C’est pourquoi Julia Ducourneau va à l’encontre de ces stéréotypes en faisant de Justine et Alexia des personnages en charge de leur destin, qui vont au devant de l’action. Dans le film, Justine est celle qui désire un corps masculin de manière innocente et primaire à la fois. Sa transformation identitaire va de pair avec un changement physique radical. Lorsque sa sœur souhaite la rendre plus féminine en lui épilant le maillot et la blesse, Justine affiche un réel rejet pour ce carcan social dans lequel on tente de l’enfermer et embrasse sa véritable nature, quitte à montrer au grand jour sa bestialité dans l’environnement animal qui l’entoure.
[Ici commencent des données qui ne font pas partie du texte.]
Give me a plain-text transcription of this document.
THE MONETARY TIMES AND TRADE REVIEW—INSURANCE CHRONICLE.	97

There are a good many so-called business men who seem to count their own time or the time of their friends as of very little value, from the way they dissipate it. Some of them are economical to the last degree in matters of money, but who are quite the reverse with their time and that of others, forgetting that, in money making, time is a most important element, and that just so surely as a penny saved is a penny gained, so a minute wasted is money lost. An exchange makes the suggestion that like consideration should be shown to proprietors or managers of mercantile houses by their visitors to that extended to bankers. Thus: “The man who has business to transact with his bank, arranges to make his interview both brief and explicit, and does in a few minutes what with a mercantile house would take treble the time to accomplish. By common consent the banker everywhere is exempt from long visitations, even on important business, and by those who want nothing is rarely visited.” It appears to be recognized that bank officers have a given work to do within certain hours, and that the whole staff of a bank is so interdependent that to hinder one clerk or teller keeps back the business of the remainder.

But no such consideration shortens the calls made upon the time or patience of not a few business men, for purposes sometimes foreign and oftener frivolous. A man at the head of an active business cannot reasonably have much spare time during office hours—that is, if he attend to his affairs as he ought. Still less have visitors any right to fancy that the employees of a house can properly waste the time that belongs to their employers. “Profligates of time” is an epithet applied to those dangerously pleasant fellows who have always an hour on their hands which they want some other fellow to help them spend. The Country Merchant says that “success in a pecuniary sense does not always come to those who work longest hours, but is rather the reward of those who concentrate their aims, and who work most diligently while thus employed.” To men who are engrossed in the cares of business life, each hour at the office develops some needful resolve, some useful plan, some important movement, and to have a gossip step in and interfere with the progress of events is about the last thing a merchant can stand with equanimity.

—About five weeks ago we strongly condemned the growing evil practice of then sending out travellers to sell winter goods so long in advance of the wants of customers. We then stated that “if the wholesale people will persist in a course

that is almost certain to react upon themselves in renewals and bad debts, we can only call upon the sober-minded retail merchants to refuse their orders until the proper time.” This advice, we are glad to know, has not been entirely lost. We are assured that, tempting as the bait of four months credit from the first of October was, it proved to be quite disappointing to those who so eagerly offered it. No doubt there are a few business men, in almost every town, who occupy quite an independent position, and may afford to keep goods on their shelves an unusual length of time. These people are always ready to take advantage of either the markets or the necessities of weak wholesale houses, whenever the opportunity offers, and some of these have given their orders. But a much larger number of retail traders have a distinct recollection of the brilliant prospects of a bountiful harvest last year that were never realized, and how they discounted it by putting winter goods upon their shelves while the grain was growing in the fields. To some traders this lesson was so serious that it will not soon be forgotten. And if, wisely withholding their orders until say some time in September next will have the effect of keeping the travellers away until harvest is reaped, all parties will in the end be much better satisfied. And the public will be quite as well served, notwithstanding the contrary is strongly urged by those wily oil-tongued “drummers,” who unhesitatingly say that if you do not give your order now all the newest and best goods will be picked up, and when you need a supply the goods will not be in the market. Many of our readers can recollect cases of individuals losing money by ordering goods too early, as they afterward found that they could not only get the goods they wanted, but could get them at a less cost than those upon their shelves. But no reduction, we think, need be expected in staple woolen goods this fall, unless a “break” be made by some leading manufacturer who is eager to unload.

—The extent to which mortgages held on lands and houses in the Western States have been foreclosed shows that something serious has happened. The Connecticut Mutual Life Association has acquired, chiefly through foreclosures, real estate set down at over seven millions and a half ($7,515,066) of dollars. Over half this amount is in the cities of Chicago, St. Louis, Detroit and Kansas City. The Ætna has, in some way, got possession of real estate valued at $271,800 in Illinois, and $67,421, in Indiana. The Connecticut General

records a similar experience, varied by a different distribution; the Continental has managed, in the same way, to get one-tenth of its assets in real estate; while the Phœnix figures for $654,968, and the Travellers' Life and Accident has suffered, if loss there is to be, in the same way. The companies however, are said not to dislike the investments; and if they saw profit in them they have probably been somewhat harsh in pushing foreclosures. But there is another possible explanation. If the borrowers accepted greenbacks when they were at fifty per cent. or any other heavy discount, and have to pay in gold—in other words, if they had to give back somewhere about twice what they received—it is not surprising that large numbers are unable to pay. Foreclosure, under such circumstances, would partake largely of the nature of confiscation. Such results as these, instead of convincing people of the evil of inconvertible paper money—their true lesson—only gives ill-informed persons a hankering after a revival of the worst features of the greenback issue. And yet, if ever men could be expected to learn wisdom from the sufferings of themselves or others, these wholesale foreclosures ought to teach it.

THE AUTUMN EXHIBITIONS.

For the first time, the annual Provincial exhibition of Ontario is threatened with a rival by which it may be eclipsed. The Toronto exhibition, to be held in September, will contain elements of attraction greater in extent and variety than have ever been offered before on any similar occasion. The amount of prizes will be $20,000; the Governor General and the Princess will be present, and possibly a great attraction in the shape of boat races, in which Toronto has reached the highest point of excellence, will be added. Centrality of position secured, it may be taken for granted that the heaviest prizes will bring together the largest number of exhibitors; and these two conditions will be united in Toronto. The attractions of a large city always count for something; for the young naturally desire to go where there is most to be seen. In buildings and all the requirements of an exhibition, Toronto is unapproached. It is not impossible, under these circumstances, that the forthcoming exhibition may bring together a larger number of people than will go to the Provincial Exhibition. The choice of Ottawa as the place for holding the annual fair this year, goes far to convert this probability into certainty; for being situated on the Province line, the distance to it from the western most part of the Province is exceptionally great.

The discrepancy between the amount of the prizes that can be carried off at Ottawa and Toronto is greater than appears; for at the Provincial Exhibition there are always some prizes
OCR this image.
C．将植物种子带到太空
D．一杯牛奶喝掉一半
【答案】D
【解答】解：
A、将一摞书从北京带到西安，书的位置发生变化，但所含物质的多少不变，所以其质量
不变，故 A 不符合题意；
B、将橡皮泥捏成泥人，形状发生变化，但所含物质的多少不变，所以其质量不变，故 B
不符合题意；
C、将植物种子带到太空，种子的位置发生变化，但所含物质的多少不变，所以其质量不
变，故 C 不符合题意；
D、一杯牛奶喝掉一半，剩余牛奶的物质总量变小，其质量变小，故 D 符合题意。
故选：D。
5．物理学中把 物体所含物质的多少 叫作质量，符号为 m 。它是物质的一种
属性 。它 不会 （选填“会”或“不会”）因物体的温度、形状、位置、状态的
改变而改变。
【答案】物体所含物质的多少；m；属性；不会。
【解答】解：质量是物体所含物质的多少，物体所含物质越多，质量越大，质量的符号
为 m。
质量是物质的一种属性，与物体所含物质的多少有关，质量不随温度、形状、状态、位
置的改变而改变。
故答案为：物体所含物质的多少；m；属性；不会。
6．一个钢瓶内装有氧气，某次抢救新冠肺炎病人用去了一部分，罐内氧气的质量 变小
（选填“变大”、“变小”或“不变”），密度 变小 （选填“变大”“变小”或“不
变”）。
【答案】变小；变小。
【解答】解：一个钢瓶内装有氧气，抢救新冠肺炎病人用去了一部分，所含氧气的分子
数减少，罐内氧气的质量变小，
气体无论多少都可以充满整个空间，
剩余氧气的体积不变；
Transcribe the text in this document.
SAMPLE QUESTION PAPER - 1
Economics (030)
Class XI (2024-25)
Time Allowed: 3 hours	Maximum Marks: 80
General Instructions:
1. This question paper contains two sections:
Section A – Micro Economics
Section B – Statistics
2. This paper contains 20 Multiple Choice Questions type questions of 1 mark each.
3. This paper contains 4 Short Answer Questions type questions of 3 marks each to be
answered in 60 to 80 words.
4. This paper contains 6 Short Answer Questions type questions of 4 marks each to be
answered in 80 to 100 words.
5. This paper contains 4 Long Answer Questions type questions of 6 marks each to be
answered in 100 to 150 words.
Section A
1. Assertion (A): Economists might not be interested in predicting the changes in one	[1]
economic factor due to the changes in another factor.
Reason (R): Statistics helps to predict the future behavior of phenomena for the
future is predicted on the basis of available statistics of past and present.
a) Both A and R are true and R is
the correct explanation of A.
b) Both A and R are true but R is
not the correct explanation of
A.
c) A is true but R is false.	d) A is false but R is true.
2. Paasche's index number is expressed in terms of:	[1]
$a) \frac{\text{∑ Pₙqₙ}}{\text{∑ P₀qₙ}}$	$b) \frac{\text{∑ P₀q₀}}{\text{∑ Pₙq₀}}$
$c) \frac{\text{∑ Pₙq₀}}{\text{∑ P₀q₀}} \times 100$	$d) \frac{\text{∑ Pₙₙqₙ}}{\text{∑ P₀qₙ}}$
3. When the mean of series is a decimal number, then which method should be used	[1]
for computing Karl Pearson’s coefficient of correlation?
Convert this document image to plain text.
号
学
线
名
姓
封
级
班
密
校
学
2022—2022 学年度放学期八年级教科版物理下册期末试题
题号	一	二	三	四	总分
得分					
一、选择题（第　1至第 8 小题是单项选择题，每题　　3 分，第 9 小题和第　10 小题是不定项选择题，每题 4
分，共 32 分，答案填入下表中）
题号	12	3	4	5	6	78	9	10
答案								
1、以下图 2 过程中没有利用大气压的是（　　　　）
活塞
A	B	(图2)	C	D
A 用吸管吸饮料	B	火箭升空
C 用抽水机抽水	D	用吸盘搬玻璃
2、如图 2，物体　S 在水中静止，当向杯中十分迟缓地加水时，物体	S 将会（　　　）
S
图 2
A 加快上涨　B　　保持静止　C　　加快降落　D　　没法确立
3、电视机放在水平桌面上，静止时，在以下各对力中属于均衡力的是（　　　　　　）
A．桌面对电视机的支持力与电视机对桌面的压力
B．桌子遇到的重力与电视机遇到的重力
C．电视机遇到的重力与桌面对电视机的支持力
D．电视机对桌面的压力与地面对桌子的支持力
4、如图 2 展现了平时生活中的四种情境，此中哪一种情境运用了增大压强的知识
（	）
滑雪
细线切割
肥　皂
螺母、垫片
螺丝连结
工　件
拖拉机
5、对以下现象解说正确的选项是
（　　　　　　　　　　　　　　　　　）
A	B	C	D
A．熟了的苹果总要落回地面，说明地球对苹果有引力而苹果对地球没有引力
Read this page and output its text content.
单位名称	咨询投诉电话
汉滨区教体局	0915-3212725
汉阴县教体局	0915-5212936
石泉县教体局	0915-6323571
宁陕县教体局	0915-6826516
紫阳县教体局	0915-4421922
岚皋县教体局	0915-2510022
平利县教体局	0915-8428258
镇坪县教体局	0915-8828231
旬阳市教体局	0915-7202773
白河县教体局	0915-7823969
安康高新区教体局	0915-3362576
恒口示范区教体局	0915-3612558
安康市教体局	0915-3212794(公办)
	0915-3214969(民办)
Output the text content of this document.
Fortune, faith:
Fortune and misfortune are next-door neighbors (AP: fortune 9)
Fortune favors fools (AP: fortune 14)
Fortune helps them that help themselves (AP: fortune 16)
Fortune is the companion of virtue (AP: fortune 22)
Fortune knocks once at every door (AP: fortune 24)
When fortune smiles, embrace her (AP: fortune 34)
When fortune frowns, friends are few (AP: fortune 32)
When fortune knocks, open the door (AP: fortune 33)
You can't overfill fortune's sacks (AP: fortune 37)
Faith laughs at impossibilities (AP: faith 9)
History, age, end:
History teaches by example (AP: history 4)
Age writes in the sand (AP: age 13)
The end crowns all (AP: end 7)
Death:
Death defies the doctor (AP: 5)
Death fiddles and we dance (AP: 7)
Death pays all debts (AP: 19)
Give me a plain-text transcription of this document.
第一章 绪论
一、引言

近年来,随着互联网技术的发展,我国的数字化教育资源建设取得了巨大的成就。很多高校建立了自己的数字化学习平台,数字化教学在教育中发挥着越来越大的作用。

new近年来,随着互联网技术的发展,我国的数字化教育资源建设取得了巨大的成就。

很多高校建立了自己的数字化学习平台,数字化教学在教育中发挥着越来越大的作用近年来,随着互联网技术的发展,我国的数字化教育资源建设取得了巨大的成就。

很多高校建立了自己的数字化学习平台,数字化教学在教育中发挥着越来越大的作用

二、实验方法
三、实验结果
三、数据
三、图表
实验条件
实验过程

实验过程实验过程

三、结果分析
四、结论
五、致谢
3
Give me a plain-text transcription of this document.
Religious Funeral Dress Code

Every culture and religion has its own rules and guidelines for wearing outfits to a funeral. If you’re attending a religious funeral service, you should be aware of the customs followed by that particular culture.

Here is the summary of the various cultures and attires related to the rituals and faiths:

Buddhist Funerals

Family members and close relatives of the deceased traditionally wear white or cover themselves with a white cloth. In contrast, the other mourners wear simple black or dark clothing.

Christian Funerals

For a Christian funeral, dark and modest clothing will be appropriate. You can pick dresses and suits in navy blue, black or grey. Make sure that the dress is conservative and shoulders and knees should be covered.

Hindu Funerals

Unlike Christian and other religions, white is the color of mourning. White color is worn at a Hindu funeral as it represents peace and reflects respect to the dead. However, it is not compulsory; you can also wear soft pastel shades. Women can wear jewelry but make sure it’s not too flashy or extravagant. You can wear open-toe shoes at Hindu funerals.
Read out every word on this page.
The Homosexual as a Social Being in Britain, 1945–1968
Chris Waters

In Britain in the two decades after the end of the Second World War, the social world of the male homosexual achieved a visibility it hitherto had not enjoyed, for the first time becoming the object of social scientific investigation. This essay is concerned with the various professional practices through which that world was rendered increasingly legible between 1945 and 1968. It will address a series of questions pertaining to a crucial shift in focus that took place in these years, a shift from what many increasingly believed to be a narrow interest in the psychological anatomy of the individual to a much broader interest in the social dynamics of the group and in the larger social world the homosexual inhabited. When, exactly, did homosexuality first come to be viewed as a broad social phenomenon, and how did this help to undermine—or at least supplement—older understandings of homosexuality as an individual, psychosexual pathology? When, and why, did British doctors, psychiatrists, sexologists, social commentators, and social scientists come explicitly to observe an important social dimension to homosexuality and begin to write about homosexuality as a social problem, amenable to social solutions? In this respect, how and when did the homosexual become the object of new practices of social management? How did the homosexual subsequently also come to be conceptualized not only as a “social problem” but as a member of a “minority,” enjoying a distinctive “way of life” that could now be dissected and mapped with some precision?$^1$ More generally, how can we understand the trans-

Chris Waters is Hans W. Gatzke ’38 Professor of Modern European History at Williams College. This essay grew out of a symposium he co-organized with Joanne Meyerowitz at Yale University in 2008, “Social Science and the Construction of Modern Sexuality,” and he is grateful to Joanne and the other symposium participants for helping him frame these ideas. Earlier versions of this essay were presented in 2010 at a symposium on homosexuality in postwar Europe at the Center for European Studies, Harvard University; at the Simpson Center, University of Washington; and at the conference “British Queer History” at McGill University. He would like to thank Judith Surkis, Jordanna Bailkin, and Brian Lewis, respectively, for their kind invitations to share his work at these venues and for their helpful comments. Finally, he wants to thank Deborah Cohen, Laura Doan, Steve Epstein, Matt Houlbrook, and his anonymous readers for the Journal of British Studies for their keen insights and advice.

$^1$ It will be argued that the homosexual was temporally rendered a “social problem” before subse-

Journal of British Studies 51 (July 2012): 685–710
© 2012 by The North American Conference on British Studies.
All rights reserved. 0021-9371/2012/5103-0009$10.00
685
La réalisatrice inscrit son film dans un contexte social où la question du genre est hautement d’actualité. La dernière campagne H&M a par exemple mis à l’honneur plusieurs femmes d’origines ethniques et de styles différents. On y voit par exemple une femme qui assume ses formes ou une autre qui n’est pas épilée sous les bras. Dans cette campagne, H&M vise à rompre avec un modèle de féminité stéréotypé tout en permettant à chaque femme se reconnaître dans la marque.
Ainsi, Grave bouleverse aussi la question du genre en attribuant aux personnages féminins des caractéristiques présupposées masculines. Alexia , la soeur de Justine est celle qui provoque un accident de voiture afin de se nourrir de sa victime. Les deux soeurs sont loin du topos de la « demoiselle en détresse » et s’apparentent plus à des prédatrices cannibales insatiables.
Le cannibalisme : dégoût ou fascination?
Le cannibalisme est un sujet controversé qui inspire une certaine forme de dégoût dans notre société occidentale. Manger son prochain relève d’un acte inhumain, voire monstrueux. Mais pourquoi ?
Tout d’abord, dans le Christianisme, l’homme est à l’image de Dieu, de ce fait son corps est sacré, il s’agit donc d’une hérésie que de se nourrir d’un semblable. De plus, la société oppose nature et culture, la première renvoyant à l’époque primitive , la seconde à l’ère civilisée. L’ethnologue Georges Guille-Escuret, auteur de Les mangeurs d’autres, nous explique que le tabou de l’anthropophagie dans nos sociétés remonte à l’antiquité : c’est lorsque Zeus met fin au rituel cannibale de Cronos qu’il devient possible de construire la cité. « Le mythe grec dit que finalement, la culture naît quand le cannibalisme cesse ». Par conséquent, le cannibalisme s’inscrit parmi des rites s’opposant à notre vision de la société car renvoyant à des comportements primitifs .
Malgré tout , cette pratique mystérieuse attise notre curiosité car elle est souvent associée à un fantasme orgasmique infini. En mangeant certaines parties du corps de leurs victimes, les cannibales comblent un désir sexuel inassouvi. Anne Laffeter, rédactrice en chef du magazine Les Inrockuptibles , relate qu’Albert Fish, tueur en série et cannibale surnommé « le vampire de Brooklyn » « entrait dans « un état d’orgasme perpétuel » quand il mangeait le sexe, les reins et les fesses de ses petites victimes. »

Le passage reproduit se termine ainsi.